Bottom-Up Generation of Verilog Designs for Testing EDA Tools
João Victor Amorim Vieira, Luiza de Melo Gomes, Rafael Sumitani, Raissa Maciel, Augusto Mafra, Mirlaine Crepalde, Fernando Magno Quintão Pereira
TL;DR
The paper tackles the scarcity of Verilog benchmarks for testing EDA tools and training Verilog-aware LLMs by introducing ChiGen, a bottom-up fuzzer that generates realistic Verilog designs. ChiGen constructs a skeleton via a Probabilistic Context-Free Grammar trained on real designs, then refines it through scope-aware renaming, Hindley-Milner type inference, and interactive code injection guided by reaching-definition analysis. Key contributions include the ChiBench training dataset, a context-sensitive grammar up to $K$ contexts, a two-stage type inference engine, and an injection mechanism that scales designs while preserving validity. Empirically, ChiGen achieves higher syntactic diversity and code coverage than existing fuzzers, uncovers numerous tool bugs, and demonstrates efficient throughput, making it a practical tool for robust EDA testing and benchmark generation.
Abstract
Testing Electronic Design Automation (EDA) tools rely on benchmarks -- designs written in Hardware Description Languages (HDLs) such as Verilog, SystemVerilog, or VHDL. Although collections of benchmarks for these languages exist, they are typically limited in size. This scarcity has recently drawn more attention due to the increasing need for training large language models in this domain. To deal with such limitation, this paper presents a methodology and a corresponding tool for generating realistic Verilog designs. The tool, ChiGen, was originally developed to test the Jasper\textregistered\ Formal Verification Platform, a product by Cadence Design Systems. Now, released as open-source software, ChiGen has been able to identify zero-day bugs in a range of tools, including Verible, Verilator, and Yosys.
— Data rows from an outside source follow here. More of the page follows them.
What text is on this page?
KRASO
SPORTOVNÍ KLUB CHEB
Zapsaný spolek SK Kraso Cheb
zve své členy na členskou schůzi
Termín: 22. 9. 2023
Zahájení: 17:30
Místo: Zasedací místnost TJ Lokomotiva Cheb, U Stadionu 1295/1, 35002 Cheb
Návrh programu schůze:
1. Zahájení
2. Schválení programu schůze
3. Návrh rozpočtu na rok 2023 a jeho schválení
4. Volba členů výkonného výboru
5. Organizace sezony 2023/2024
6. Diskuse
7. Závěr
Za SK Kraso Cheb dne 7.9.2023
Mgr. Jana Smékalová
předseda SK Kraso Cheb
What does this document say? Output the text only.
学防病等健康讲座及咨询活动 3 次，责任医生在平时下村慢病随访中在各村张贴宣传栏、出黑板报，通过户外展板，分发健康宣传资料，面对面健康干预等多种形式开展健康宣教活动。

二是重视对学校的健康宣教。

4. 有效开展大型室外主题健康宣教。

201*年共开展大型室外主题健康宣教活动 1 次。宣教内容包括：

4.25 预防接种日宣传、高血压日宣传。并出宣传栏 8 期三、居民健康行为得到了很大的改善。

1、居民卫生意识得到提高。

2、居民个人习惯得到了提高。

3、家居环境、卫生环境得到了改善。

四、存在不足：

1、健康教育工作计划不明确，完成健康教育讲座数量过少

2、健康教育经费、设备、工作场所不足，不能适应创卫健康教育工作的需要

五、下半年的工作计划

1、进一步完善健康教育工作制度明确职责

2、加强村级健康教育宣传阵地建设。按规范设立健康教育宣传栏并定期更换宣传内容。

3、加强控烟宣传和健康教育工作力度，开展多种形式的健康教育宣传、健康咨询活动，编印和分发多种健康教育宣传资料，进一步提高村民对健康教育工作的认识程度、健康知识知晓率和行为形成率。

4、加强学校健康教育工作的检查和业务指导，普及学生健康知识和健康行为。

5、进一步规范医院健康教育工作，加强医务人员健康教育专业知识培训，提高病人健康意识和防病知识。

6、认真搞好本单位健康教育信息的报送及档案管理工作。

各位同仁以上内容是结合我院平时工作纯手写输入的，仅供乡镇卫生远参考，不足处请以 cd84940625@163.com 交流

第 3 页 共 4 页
This paper outlines the principles behind ChiGen's design, focusing on three aspects of it: (i) generation guided by probabilistic grammars, (ii) type inference via the Hindley-Milner algorithm, and (iii) code injection enabled by data-flow analysis. Once deployed on standard hardware, ChiGen outperforms existing Verilog Fuzzers such as Verismith, TransFuzz, and VlogHammer regarding structural diversity, code coverage, and bug-finding ability.